The GSMA defines digital identity as “the electronically captured and stored credentials that uniquely identify a person.” in other words, your digital accounts are what make you you online—no one else has your phone number, email address or social media profiles.
The idea behind digital identity is to link all your digital accounts into one universally verified account. Many solutions use a combination of static data like phone numbers and passwords, along with other data inputs like biometrics and digital footprints, for identity verification. Once you’ve logged in, you can access any other linked digital account without logging in again. It’s more convenient—but because of its universal aspect, it also needs to be more secure.
Any digital account—especially one that centralizes control of several other accounts—is at risk of being compromised. According to the Breach Level Index from Gemalto, over 3.3 billion customer records were compromised through data breaches by mid-year 2018. High-profile data breaches like Experian in the United States have left consumers doubting the security of their digital information.
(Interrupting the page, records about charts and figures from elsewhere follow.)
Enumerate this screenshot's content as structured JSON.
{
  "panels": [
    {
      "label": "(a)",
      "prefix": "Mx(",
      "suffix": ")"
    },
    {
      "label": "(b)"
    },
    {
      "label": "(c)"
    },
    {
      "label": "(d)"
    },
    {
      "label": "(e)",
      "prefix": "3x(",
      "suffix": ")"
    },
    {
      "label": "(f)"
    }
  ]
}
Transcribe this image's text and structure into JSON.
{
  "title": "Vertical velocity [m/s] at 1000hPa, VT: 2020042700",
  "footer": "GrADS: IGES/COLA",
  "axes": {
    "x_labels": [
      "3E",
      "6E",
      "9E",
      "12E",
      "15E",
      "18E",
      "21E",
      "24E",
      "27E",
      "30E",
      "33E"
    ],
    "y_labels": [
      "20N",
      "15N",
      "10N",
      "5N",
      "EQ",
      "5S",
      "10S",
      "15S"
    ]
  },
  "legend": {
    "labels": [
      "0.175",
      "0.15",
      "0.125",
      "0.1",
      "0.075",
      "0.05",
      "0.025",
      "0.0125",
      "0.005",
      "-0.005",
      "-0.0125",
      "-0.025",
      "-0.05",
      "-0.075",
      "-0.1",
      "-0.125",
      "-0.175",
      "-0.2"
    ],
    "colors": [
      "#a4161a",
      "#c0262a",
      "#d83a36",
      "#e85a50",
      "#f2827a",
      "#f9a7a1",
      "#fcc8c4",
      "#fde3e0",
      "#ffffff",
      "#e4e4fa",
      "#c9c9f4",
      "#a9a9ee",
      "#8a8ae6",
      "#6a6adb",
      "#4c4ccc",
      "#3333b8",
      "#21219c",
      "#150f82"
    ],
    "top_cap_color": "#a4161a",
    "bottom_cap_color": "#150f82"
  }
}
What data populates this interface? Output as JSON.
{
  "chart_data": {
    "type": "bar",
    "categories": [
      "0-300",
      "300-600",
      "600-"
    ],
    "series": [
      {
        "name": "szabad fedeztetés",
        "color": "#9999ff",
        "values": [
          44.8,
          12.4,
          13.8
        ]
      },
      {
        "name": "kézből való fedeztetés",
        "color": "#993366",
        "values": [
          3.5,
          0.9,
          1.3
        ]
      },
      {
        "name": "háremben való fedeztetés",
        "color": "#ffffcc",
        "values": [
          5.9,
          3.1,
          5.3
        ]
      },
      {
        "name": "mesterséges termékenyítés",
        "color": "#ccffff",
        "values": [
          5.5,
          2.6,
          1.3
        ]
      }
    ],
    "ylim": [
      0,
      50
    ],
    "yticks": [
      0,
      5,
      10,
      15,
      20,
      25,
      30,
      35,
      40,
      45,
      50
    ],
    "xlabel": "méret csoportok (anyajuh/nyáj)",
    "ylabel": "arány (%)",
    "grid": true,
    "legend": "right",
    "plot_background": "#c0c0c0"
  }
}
That’s where blockchain comes in. According to Gartner, blockchain is “an expanding list of cryptographically signed, irrevocable transactional records shared by all participants in a network.” Transactions are independently verified by parties along the blockchain instead of being verified by one institution, and can be traced back to any event in the chain. This makes it far more secure than current models because there are multiple points of verification.
Several countries have already started to apply blockchain to digital identity, like Estonia, the United Kingdom, Ghana, Kenya and the United Arab Emirates. In Estonia, each citizen is assigned a state-issued digital identity, and can access government services online that are secured by blockchain.
And mobile has become a key part of digital identity. GSMA predicts that mobile will be a leading digital identity solution, as 3 billion people will choose mobile as their primary source of identification. In fact, in Estonia, citizens can buy a car on their mobile phone and have it delivered to their home.
So how does this relate to our conversation about eSIM and the Internet of Things last week? Well, in the first blog of this series, I talked about how SIM cards are being virtualized into eSIMs. And your eSIM contains one key aspect of your digital identity—your phone number. Consumers will be able to use their mobile phones to authenticate who they are and sign up for a service without having to physically go into a store, because they can digitally verify their identity.
Mobile phones may be the consumers’ choice when it comes to digital identities, but you don’t have to be a human to have a digital identity. For example, when your car pulls into your garage, your car could have an identity, your garage could have an identity, and your garage should open for your car, but not for your next-door neighbor’s car.
As a result, you’re a truly digital citizen in control of what devices you securely connect and the networks you connect to. You can securely link your banking details, your phone, your eSIM, all your personal details to your blockchain. And because the eSIM is on your mobile phone, you can control all of this information securely through your eSIM smartphone.